Nous croyons que l’idéal d’un vrai pays bilingue «A mare usque ad mare» est encore possible. Il faut cependant aller beaucoup plus loin. Seule une modification en profondeur de la LLO peut cependant le faire. La loi doit cesser de n’être qu’une garantie de services bilingues de la part du gouvernement fédéral et vraiment investir le domaine public.

Pour freiner l’assimilation de plus de 40 % des francophones, il est clair que, comme le dit M. Belliveau, il faut que le français devienne une vraie langue publique. Or la sphère publique c’est d’abord et avant tout l’éducation et le commerce. Deux secteurs quasi oubliés par la LLO. 
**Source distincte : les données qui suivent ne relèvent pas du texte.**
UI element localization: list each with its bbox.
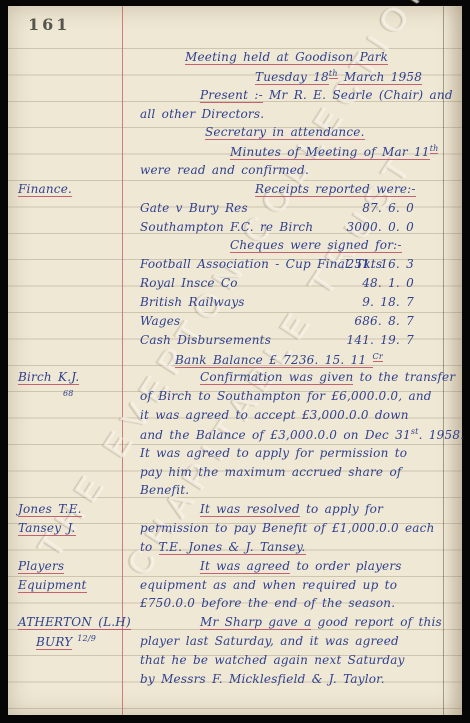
minute-line: British Railways9. 18. 7: [122, 295, 458, 314]
line-text: Mr Sharp gave a good report of this: [122, 615, 458, 629]
minute-line: were read and confirmed.: [122, 163, 458, 182]
text-segment: 68: [63, 389, 74, 398]
text-segment: It was agreed: [200, 559, 290, 574]
amount-value: 686. 8. 7: [302, 314, 414, 328]
minute-line: it was agreed to accept £3,000.0.0 down: [122, 408, 458, 427]
text-segment: Cash Disbursements: [140, 333, 271, 347]
minute-line: Cash Disbursements141. 19. 7: [122, 333, 458, 352]
minute-line: Cheques were signed for:-: [122, 238, 458, 257]
line-text: Minutes of Meeting of Mar 11th: [122, 144, 458, 159]
text-segment: Cheques were signed for:-: [230, 238, 402, 253]
text-segment: to apply for: [300, 502, 383, 516]
text-segment: of Birch to Southampton for £6,000.0.0, …: [140, 389, 432, 403]
minute-line: Jones T.E.It was resolved to apply for: [122, 502, 458, 521]
line-text: Tuesday 18th March 1958: [122, 69, 458, 84]
line-text: Meeting held at Goodison Park: [122, 50, 458, 64]
text-segment: Jones T.E.: [18, 502, 82, 517]
text-segment: st: [411, 427, 419, 436]
text-segment: were read and confirmed.: [140, 163, 309, 177]
text-segment: by Messrs F. Micklesfield & J. Taylor.: [140, 672, 385, 686]
minute-line: Birch K.J.Confirmation was given to the …: [122, 370, 458, 389]
text-segment: Confirmation was given: [200, 370, 353, 385]
minute-line: Equipmentequipment as and when required …: [122, 578, 458, 597]
line-text: all other Directors.: [122, 107, 458, 121]
line-text: Secretary in attendance.: [122, 125, 458, 139]
line-text: Benefit.: [122, 483, 458, 497]
text-segment: Benefit.: [140, 483, 189, 497]
text-segment: Mr Sharp gave a: [200, 615, 311, 630]
minute-line: BURY 12/9player last Saturday, and it wa…: [122, 634, 458, 653]
minute-line: and the Balance of £3,000.0.0 on Dec 31s…: [122, 427, 458, 446]
minute-line: Minutes of Meeting of Mar 11th: [122, 144, 458, 163]
minute-line: Finance.Receipts reported were:-: [122, 182, 458, 201]
text-segment: player last Saturday, and it was agreed: [140, 634, 399, 648]
text-segment: Birch K.J.: [18, 370, 79, 385]
text-segment: Tansey J.: [18, 521, 76, 536]
text-segment: BURY: [36, 635, 72, 650]
text-segment: to: [140, 540, 159, 554]
text-segment: It was agreed to apply for permission to: [140, 446, 407, 460]
line-text: permission to pay Benefit of £1,000.0.0 …: [122, 521, 458, 535]
minute-line: Football Association - Cup Final Tkts251…: [122, 257, 458, 276]
minute-line: Wages686. 8. 7: [122, 314, 458, 333]
text-segment: . 1958.: [419, 428, 465, 442]
text-segment: Mr R. E. Searle (Chair) and: [263, 88, 453, 102]
minute-line: Tansey J.permission to pay Benefit of £1…: [122, 521, 458, 540]
text-segment: Gate v Bury Res: [140, 201, 248, 215]
text-segment: Wages: [140, 314, 180, 328]
text-segment: T.E. Jones & J. Tansey.: [159, 540, 306, 555]
text-segment: Receipts reported were:-: [255, 182, 416, 197]
line-text: of Birch to Southampton for £6,000.0.0, …: [122, 389, 458, 403]
margin-note: Jones T.E.: [18, 502, 120, 516]
text-segment: pay him the maximum accrued share of: [140, 465, 402, 479]
minute-line: all other Directors.: [122, 107, 458, 126]
page-number: 161: [28, 15, 70, 34]
line-text: It was agreed to apply for permission to: [122, 446, 458, 460]
text-segment: March 1958: [338, 70, 422, 85]
minutes-lines: Meeting held at Goodison ParkTuesday 18t…: [122, 50, 458, 691]
minute-line: Tuesday 18th March 1958: [122, 69, 458, 88]
line-text: Confirmation was given to the transfer: [122, 370, 458, 384]
minute-line: Present :- Mr R. E. Searle (Chair) and: [122, 88, 458, 107]
text-segment: good report of this: [311, 615, 441, 629]
line-text: player last Saturday, and it was agreed: [122, 634, 458, 648]
margin-note: Tansey J.: [18, 521, 120, 535]
line-text: pay him the maximum accrued share of: [122, 465, 458, 479]
text-segment: Royal Insce Co: [140, 276, 238, 290]
margin-note: Birch K.J.: [18, 370, 120, 384]
line-text: It was agreed to order players: [122, 559, 458, 573]
text-segment: ATHERTON (L.H): [18, 615, 131, 630]
line-text: Receipts reported were:-: [122, 182, 458, 196]
margin-note: ATHERTON (L.H): [18, 615, 120, 629]
text-segment: £750.0.0 before the end of the season.: [140, 596, 395, 610]
line-text: it was agreed to accept £3,000.0.0 down: [122, 408, 458, 422]
minute-line: ATHERTON (L.H)Mr Sharp gave a good repor…: [122, 615, 458, 634]
amount-value: 48. 1. 0: [302, 276, 414, 290]
amount-value: 3000. 0. 0: [302, 220, 414, 234]
margin-note: Players: [18, 559, 120, 573]
margin-note: BURY 12/9: [18, 634, 138, 649]
line-text: Bank Balance £ 7236. 15. 11 Cr: [122, 352, 458, 367]
text-segment: Finance.: [18, 182, 72, 197]
text-segment: Equipment: [18, 578, 87, 593]
minute-line: Meeting held at Goodison Park: [122, 50, 458, 69]
line-text: It was resolved to apply for: [122, 502, 458, 516]
line-text: that he be watched again next Saturday: [122, 653, 458, 667]
margin-note: 68: [18, 389, 165, 404]
minute-line: by Messrs F. Micklesfield & J. Taylor.: [122, 672, 458, 691]
minute-line: to T.E. Jones & J. Tansey.: [122, 540, 458, 559]
text-segment: it was agreed to accept £3,000.0.0 down: [140, 408, 409, 422]
text-segment: Minutes of Meeting of Mar 11: [230, 145, 430, 160]
line-text: by Messrs F. Micklesfield & J. Taylor.: [122, 672, 458, 686]
line-text: Present :- Mr R. E. Searle (Chair) and: [122, 88, 458, 102]
margin-note: Equipment: [18, 578, 120, 592]
minute-line: Bank Balance £ 7236. 15. 11 Cr: [122, 352, 458, 371]
text-segment: Cr: [373, 352, 383, 362]
text-segment: Present :-: [200, 88, 263, 103]
text-segment: th: [430, 144, 439, 154]
minute-line: that he be watched again next Saturday: [122, 653, 458, 672]
text-segment: British Railways: [140, 295, 245, 309]
minute-line: Gate v Bury Res87. 6. 0: [122, 201, 458, 220]
text-segment: that he be watched again next Saturday: [140, 653, 405, 667]
text-segment: It was resolved: [200, 502, 300, 517]
line-text: and the Balance of £3,000.0.0 on Dec 31s…: [122, 427, 458, 442]
line-text: Cheques were signed for:-: [122, 238, 458, 252]
text-segment: 12/9: [72, 634, 96, 643]
text-segment: and the Balance of £3,000.0.0 on Dec 31: [140, 428, 411, 442]
amount-value: 141. 19. 7: [302, 333, 414, 347]
amount-value: 9. 18. 7: [302, 295, 414, 309]
minute-line: 68of Birch to Southampton for £6,000.0.0…: [122, 389, 458, 408]
minute-line: PlayersIt was agreed to order players: [122, 559, 458, 578]
ledger-page: THE EVERTON COLLECTION CHARITABLE TRUST …: [8, 6, 462, 715]
minute-line: It was agreed to apply for permission to: [122, 446, 458, 465]
margin-note: Finance.: [18, 182, 120, 196]
text-segment: to order players: [290, 559, 401, 573]
text-segment: Bank Balance £ 7236. 15. 11: [175, 353, 373, 368]
text-segment: permission to pay Benefit of £1,000.0.0 …: [140, 521, 435, 535]
text-segment: th: [329, 69, 338, 79]
text-segment: to the transfer: [353, 370, 455, 384]
minute-line: Royal Insce Co48. 1. 0: [122, 276, 458, 295]
amount-value: 251. 16. 3: [302, 257, 414, 271]
minute-line: Secretary in attendance.: [122, 125, 458, 144]
text-segment: Southampton F.C. re Birch: [140, 220, 313, 234]
line-text: were read and confirmed.: [122, 163, 458, 177]
amount-value: 87. 6. 0: [302, 201, 414, 215]
text-segment: all other Directors.: [140, 107, 264, 121]
text-segment: Players: [18, 559, 64, 574]
minute-line: pay him the maximum accrued share of: [122, 465, 458, 484]
minute-line: £750.0.0 before the end of the season.: [122, 596, 458, 615]
text-segment: Tuesday 18: [255, 70, 329, 85]
text-segment: Meeting held at Goodison Park: [185, 50, 388, 65]
line-text: equipment as and when required up to: [122, 578, 458, 592]
minute-line: Benefit.: [122, 483, 458, 502]
minute-line: Southampton F.C. re Birch3000. 0. 0: [122, 220, 458, 239]
text-segment: Secretary in attendance.: [205, 125, 365, 140]
text-segment: equipment as and when required up to: [140, 578, 397, 592]
line-text: to T.E. Jones & J. Tansey.: [122, 540, 458, 554]
line-text: £750.0.0 before the end of the season.: [122, 596, 458, 610]
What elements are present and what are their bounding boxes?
Comment peut-on vouloir un pays vraiment bilingue sans créer des écoles qui forment des diplômés bilingues? Bien sûr, l’éducation est de compétence provinciale et le fédéral ne peut pas y toucher, dira-t-on. Voyons donc! Le fédéral transfère des sommes faramineuses aux provinces dans ce secteur. Il suffirait de modifier la LLO pour qu’elle donne au fédéral le pouvoir d’exiger des changements aux curricula scolaires provinciaux, garantissant le bilinguisme de ses diplômés. 

Un haut taux de diplomation bilingue aurait aussi l’avantage de former des travailleurs pouvant desservir les Canadiens dans la langue de leur choix. Ce n’est qu’en transformant la langue du commerce que le français peut devenir une langue publique, comme l’anglais.

Nos politiciens en sont-ils capables?